From the experience of our first clinical BNCT trial and other studies [7, 9], re-recurrences near re-irradiated sites were common, despite initially good responses. We hypothesized that by irradiating a larger field around the recurrent GTV with photons, we could obtain better local control IG-IMRT had been used alone as salvage treatment for recurrent HN cancer with acceptable toxicity . Therefore, we developed a new protocol in 2013 combining IG-IMRT with BNCT. The inclusion and exclusion criteria were similar to our previous two-fraction BNCT protocol, except that a longer interval (at least 6 months) was necessary between previous RT and BNCT. BNCT treatment planning was done as prescribed for the first fraction in the previous protocol. For IG-IMRT planning, a selected margin (3–5 mm) around the GTV was added to generate the clinical target volume (CTV), and an additional 3-mm margin was added around the CTV to generate the planning target volume. In two patients, lymphatic drainage areas adjacent to the GTVs were also included in the CTV. Additionally, special attention was paid to limit the dose to critical organs such as the carotid artery, spinal cord, brain stem and mandible. Patients were followed up similar to our previous protocol. After approval of the new protocol in 2014, we recruited 9 eligible patients, 4 of whom had squamous cell carcinomas of the oropharynx, 3 has squamous cell carcinomas of the oral cavity, one mucoepidermoid carcinoma of the parotid gland, and one osteogenic sarcoma of the mandible. The median radiation dose before BNCT was 66 Gy (range 60–102 Gy).

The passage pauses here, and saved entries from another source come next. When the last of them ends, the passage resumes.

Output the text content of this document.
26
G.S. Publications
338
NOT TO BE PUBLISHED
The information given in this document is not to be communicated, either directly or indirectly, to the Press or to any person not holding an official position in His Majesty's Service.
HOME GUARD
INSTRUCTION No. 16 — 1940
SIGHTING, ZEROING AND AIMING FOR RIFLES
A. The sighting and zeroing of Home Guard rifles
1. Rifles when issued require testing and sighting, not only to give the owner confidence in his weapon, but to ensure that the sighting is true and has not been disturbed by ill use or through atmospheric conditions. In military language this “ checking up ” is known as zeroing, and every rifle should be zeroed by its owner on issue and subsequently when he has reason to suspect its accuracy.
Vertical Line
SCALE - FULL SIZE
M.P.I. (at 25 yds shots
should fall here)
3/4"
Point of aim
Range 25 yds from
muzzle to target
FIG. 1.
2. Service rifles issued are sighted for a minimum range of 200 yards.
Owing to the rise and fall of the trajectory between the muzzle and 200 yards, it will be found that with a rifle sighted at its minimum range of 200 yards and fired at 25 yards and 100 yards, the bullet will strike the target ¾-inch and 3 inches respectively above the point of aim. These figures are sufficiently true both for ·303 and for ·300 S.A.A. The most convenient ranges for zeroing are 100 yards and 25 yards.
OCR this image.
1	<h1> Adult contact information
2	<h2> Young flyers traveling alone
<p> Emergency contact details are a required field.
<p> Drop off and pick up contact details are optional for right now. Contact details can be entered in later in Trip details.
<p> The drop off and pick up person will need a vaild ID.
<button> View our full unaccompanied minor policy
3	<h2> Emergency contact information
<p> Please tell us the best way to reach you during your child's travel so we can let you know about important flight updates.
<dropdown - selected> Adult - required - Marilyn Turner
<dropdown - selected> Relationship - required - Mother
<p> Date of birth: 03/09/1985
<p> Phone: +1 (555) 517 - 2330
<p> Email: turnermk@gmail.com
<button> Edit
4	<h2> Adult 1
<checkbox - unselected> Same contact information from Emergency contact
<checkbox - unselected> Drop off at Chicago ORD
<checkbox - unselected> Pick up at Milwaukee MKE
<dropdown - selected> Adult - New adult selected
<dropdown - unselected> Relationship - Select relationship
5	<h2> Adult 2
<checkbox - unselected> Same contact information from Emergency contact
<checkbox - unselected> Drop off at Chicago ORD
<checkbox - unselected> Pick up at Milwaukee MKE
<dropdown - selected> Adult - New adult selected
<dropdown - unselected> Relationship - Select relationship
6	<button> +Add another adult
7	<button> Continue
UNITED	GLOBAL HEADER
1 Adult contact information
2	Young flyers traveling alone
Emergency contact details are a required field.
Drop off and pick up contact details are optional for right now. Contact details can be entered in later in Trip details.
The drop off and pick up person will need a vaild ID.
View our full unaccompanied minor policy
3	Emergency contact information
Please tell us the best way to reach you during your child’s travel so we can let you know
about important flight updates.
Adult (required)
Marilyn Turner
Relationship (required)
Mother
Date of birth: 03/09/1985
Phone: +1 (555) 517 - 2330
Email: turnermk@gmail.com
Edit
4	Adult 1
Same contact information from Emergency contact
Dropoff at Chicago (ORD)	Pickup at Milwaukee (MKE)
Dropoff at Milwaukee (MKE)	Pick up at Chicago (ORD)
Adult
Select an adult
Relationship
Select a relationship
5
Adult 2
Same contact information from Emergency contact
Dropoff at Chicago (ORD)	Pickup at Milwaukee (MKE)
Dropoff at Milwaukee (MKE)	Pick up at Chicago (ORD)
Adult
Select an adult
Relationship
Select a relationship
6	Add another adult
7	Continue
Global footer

Seven patients were treated with combined therapy, one with BNCT alone due to severe acute toxicity, and another due to old age and the risk of carotid bleeding. The median BNCT doses were, 19.4 Gy-Eq and IG-IMRT: 45 Gy (in 25 fractions). The median follow-up time was 11.7 months (range 4.8–25.9 months). Regarding acute toxicities, almost all had low-grade oral mucositis, radiation dermatitis and alopecia, which were similar to that observed in the previous two-fraction BNCT protocol . Regarding grade 3 toxicity, dysphagia and tumor pain were seen in two patients, infection in one, and facial edema in one. One patient with a recurrent oral cancer showed grade 4 oral bleeding. He was successfully treated by carotid artery embolization. Another patient had grade 4 dyspnea following facial edema and his symptoms subsided following tracheostomy. Three patients showed CR, as evidenced by PET scans 3 months after combined treatment, and another 3 showed PR by MRI. The other 3 had stable disease. The 1-year overall survival rate for all patients was 56%, and one patient was disease-free 25.9 months after combined treatment.
With chemotherapy alone, most patients who are diagnosed with inoperable, locoregionally recurrent HN cancer at previously irradiated sites die of the disease within a few months . Re-irradiation with BNCT with limited toxicity may constitute successful salvage therapy for these patients. In reality, further local recurrence after BNCT is a major cause of treatment failure. There are many possible explanations for local failure following BNCT, including insufficient uptake and non-homogeneous BPA distribution within the tumor, insufficient depth penetration by epithermal neutrons, and an insufficient radiation dose or coverage of the CTV. By combining image-guided fractionated photon therapy with BNCT, we hoped that the second trial would decrease the recurrence rate following BNCT without significantly increasing toxicity. Theoretically, local control should be improved when a larger volume around the recurrent tumor bed (i.e., the CTV) is further treated with photon therapy through IMRT, because the BNCT dose to the adjacent normal tissue would be low. Thus, it may be appropriate to choose an “adequate” margin surrounding the GTV based on previous RT fields, dosages, nearby critical organs, and the risk of re-recurrence. Because the patient numbers of both trials were small and they had disparate primary sites, histopathology, clinical staging, and accumulated radiation doses before BNCT, it was difficult to compare the efficacy and toxicity of the two trials. However, from the dose volume histograms of BNCT and IMRT plans, the dose to normal tissues was often lower with BNCT than with IMRT in the same patient. We hypothesized that better local control with BNCT with combined IMRT, covering a larger tissue volume, at the expense of more severe toxicity, compared to a second application of BNCT. However, it is still too early to draw any conclusions regarding the second trial. Nevertheless, it remains very challenging to treat recurrent HN cancer patients with further radiation, even with a target type of radiotherapy such as BNCT. Recently, promising results from some clinical trials testing systemic treatments, such as molecularly-targeted therapy and immunotherapy for recurrent HN cancer have been reported [20, 21]. In the future, multimodality treatment combining BNCT with new therapeutic approaches such as the use of pulsed ultrasound  should be evaluated to avoid excessive normal tissue injury and obtain more durable tumor responses.